For quality-critical KV compression beyond mlx-lm's affine path: vector quantization on a random orthogonal rotation preserves the attention dot products. Rotated-space attention then avoids the per-key dequant that naive rotated quantization would incur — O(d²) fixed cost instead of O(seq_len × d²) per token.

Rotated-space attention diagram — Rotate the query *once* instead of every stored key.

Needle retrieval comparison — **100% needle retrieval** at 4-bit TurboQuant vs 73% for affine.

Optimization journey — From **47% slower** to **2% slower** through Metal kernel and rotated-space SDPA.

Status TurboQuant is a library primitive you can import directly. optiq serve currently uses mlx_lm.models.cache.QuantizedKVCache (affine) for its mixed-precision serving path because that's what integrates with the fused mx.quantized_matmul kernel.

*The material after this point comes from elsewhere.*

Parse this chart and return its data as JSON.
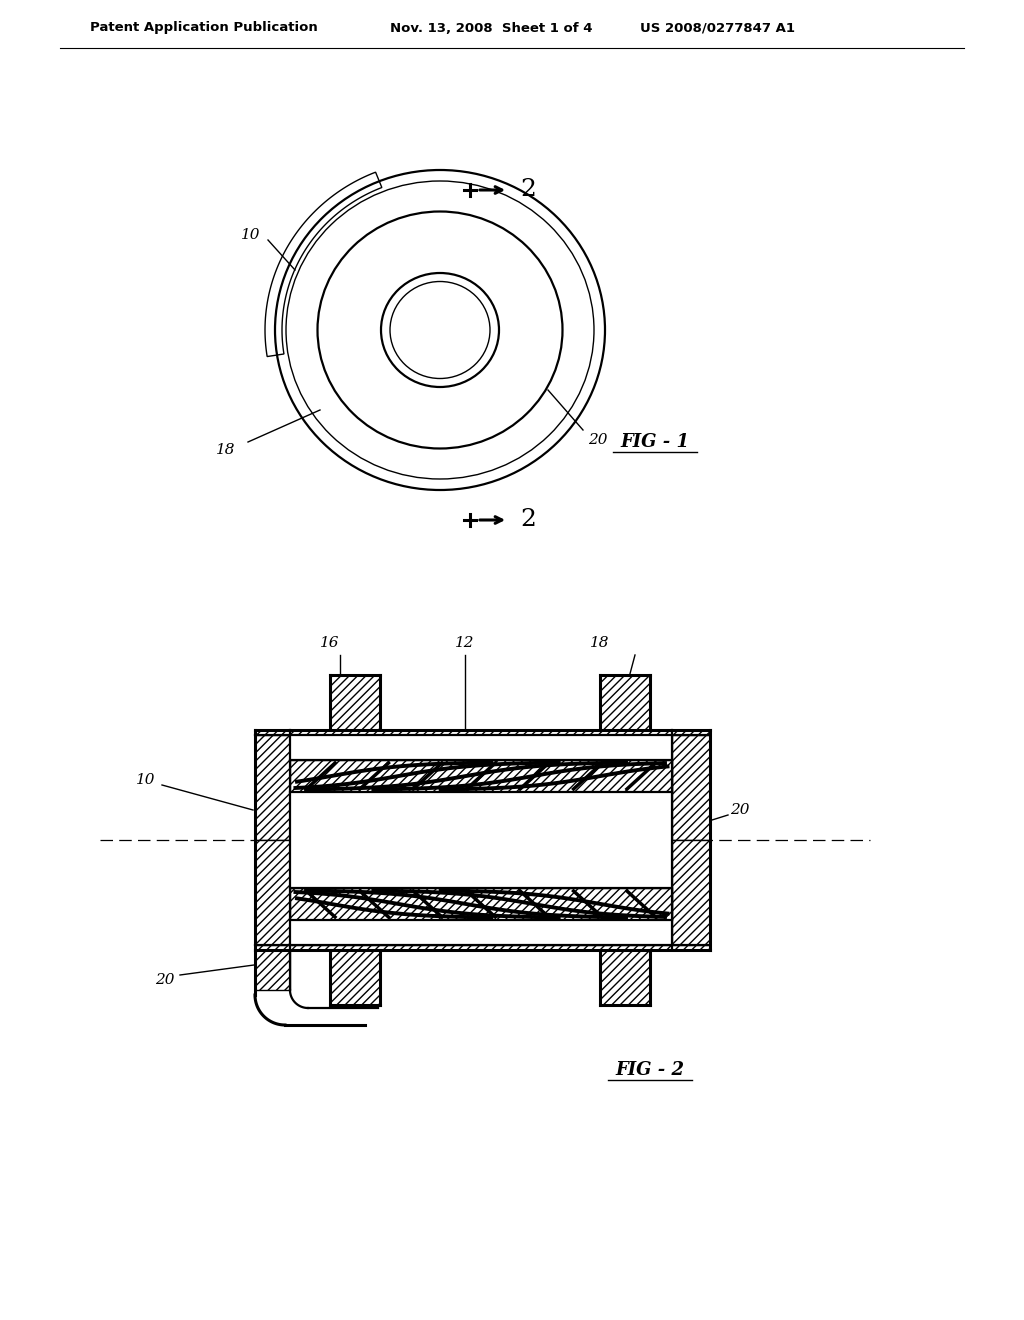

A fused-TurboQuant serve path is on the roadmap.

turbo_kv.pypython

from optiq.core.turbo_kv_cache import (
    TurboQuantKVCache, patch_attention,
)

patch_attention()
cache = model.make_cache()
for i, layer in enumerate(model.layers):
    if hasattr(layer, "self_attn"):
        cache[i] = TurboQuantKVCache(
            head_dim=layer.self_attn.head_dim,
            bits=4, seed=42+i,
        )

04 Sensitivity-aware LoRA

Adapter rank, allocated by the same signal as bits.

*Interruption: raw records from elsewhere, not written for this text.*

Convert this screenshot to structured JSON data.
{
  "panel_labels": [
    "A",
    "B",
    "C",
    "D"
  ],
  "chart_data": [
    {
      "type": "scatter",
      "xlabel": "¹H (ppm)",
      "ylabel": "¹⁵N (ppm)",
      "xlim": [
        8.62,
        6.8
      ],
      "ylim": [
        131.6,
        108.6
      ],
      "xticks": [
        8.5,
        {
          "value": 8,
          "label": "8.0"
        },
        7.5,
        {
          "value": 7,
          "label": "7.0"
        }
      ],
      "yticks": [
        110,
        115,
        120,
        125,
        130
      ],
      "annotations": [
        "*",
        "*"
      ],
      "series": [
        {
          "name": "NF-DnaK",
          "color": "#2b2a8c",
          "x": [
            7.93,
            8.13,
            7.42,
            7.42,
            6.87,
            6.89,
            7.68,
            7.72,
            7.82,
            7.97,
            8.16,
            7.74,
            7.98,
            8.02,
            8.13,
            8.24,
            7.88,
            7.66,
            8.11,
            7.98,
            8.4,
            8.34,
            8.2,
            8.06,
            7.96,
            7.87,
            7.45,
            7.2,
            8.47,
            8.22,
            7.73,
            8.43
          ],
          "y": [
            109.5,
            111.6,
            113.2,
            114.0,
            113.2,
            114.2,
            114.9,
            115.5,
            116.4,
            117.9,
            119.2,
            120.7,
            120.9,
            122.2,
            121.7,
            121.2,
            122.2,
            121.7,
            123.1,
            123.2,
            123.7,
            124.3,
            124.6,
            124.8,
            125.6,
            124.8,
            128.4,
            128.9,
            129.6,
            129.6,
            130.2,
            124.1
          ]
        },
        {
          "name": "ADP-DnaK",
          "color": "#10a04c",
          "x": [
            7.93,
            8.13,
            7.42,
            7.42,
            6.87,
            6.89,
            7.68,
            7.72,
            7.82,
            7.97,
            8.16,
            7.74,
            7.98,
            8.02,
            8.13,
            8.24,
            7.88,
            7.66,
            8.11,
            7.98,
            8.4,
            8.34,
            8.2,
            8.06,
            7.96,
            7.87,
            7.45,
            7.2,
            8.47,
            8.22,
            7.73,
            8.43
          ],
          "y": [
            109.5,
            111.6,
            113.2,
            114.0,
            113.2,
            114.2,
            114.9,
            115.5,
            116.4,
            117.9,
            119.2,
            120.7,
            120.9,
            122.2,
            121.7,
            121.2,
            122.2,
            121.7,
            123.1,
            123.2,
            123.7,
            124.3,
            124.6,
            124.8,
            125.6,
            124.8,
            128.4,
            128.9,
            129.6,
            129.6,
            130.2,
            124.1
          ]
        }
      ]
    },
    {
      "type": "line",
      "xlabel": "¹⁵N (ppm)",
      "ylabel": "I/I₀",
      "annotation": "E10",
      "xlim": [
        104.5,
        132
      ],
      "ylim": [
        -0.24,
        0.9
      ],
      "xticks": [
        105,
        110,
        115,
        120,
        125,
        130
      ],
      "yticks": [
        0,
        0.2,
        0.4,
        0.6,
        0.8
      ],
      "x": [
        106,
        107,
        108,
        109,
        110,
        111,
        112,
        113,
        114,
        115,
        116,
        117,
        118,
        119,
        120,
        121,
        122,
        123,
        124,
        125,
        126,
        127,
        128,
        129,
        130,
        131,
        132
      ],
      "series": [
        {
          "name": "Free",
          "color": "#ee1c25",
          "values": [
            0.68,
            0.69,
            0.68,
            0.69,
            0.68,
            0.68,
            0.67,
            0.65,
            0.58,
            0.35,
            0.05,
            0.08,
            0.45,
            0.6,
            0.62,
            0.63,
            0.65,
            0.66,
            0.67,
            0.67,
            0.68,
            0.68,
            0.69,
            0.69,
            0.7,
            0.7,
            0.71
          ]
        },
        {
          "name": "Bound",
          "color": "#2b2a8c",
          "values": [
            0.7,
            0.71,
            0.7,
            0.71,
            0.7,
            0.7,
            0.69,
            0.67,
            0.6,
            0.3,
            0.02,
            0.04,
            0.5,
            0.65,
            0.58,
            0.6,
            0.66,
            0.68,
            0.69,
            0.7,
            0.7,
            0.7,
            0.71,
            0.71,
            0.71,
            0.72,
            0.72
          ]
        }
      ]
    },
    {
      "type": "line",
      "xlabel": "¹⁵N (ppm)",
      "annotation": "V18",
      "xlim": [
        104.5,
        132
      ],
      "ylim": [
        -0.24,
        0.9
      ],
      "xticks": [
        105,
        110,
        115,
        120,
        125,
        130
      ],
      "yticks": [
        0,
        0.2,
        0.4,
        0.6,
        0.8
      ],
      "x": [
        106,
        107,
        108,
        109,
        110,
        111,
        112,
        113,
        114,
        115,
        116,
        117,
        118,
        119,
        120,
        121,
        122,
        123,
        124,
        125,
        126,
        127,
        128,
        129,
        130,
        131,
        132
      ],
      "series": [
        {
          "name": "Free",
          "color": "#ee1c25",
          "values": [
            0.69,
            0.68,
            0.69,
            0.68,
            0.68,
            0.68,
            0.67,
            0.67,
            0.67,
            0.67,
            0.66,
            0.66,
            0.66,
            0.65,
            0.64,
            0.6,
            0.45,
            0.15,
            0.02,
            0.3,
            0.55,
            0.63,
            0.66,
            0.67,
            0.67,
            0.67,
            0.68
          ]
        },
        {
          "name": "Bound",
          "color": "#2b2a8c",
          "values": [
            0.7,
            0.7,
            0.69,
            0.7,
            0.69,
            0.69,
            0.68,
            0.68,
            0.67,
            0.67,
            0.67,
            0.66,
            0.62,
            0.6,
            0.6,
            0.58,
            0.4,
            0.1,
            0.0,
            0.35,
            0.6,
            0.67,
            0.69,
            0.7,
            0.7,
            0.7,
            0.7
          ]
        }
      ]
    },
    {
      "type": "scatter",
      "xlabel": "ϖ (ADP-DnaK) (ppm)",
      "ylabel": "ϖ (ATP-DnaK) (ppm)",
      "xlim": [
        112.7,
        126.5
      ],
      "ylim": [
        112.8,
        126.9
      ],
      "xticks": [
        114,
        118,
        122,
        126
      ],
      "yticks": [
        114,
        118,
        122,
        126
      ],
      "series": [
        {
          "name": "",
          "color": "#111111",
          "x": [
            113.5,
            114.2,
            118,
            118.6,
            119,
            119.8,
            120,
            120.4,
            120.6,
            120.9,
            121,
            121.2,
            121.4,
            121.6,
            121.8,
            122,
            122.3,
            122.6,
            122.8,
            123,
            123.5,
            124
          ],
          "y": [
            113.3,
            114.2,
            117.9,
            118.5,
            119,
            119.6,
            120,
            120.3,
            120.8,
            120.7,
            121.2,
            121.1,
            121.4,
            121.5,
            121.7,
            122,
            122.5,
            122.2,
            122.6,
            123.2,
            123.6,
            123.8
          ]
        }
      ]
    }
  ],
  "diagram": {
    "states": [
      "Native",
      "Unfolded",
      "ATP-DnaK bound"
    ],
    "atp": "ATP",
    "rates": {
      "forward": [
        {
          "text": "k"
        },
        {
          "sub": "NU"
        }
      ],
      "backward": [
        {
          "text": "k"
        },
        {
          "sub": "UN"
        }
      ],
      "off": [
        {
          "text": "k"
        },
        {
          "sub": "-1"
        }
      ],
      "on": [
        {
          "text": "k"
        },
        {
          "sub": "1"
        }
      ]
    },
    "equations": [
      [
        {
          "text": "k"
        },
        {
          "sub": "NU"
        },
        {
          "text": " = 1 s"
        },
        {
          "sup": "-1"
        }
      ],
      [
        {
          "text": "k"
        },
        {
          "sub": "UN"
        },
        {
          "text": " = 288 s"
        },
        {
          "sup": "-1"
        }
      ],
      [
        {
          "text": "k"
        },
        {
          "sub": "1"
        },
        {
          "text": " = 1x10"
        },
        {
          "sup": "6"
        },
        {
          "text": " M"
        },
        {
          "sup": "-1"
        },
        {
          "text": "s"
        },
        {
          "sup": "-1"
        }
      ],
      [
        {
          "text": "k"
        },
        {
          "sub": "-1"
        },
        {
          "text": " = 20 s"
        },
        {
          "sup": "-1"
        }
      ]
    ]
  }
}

Standard LoRA uses uniform rank across every adapted layer. mlx-optiq already knows which layers are sensitive — they got more bits during quantization. optiq lora train reuses that signal to give sensitive layers higher adapter rank at the same total budget.

train.shbash

# by_bits scaling: 8-bit layers get 2× the rank of 4-bit layers
$ optiq lora train mlx-community/Qwen3.5-9B-OptiQ-4bit \
    --data ./my_training_data \
    --rank 8 --rank-scaling by_bits \
    --iters 1000 -o ./my_adapter

# Inspect the per-layer rank distribution
$ optiq lora info ./my_adapter

How rank scaling works With --rank-scaling by_bits, a 4-bit layer gets the base rank (say 8) and an 8-bit layer gets 2× that (rank 16) at roughly the same total parameter budget. Adapter output is PEFT-compatible (adapter_config.json + adapters.safetensors) plus an mlx-optiq sidecar (optiq_lora_config.json) that records the per-layer rank distribution. See the fine-tuning guide for the empirical training-ceiling map across all 10 supported models.

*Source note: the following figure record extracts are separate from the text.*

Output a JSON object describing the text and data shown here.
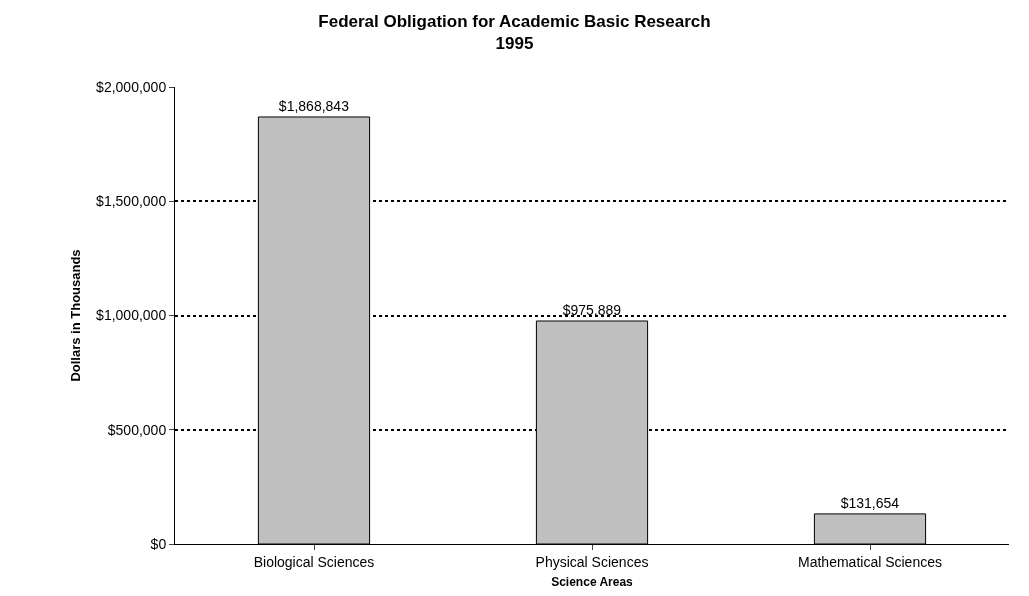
{
  "chart_data": {
    "type": "bar",
    "title": "Federal Obligation for Academic Basic Research\n1995",
    "xlabel": "Science Areas",
    "ylabel": "Dollars in Thousands",
    "categories": [
      "Biological Sciences",
      "Physical Sciences",
      "Mathematical Sciences"
    ],
    "values": [
      1868843,
      975889,
      131654
    ],
    "color": "#c0c0c0",
    "value_labels": [
      "$1,868,843",
      "$975,889",
      "$131,654"
    ],
    "ylim": [
      0,
      2000000
    ],
    "yticks": [
      {
        "value": 0,
        "label": "$0"
      },
      {
        "value": 500000,
        "label": "$500,000"
      },
      {
        "value": 1000000,
        "label": "$1,000,000"
      },
      {
        "value": 1500000,
        "label": "$1,500,000"
      },
      {
        "value": 2000000,
        "label": "$2,000,000"
      }
    ],
    "grid": "y",
    "legend": false
  }
}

05 Mounted hot-swap adapters

N adapters on one base. Switch per request.

mlx_lm's stock load_adapters merges adapter weights into the base — fast but irreversible without a full reload. mlx-optiq ships a reversible mounted alternative that keeps adapter weights separate and gates them via a ContextVar the server flips per request.

mount.pypython

from optiq.adapters.mount import (
    mount_adapter_on_model,
    AdapterActivation,
)

# Mount N adapters on one base, stays resident
mount_adapter_on_model(model, "agent-A", "./adapter_a")
mount_adapter_on_model(model, "agent-B", "./adapter_b")

# Per-request: flip the ContextVar, generate, done
with AdapterActivation("agent-A"):
    out_a = generate(model, tok, prompt=p, max_tokens=50)

with AdapterActivation("agent-B"):
    out_b = generate(model, tok, prompt=p, max_tokens=50)

Memory math One mlx-optiq 9B-4bit base is ~5.6 GB. Each mounted LoRA adapter is ~50 MB. 10 adapters co-resident ≈ 6.1 GB, vs ~56 GB if you spun up one full model copy per adapter. ContextVar semantics mean concurrent asyncio tasks / threads with different active adapters don't step on each other.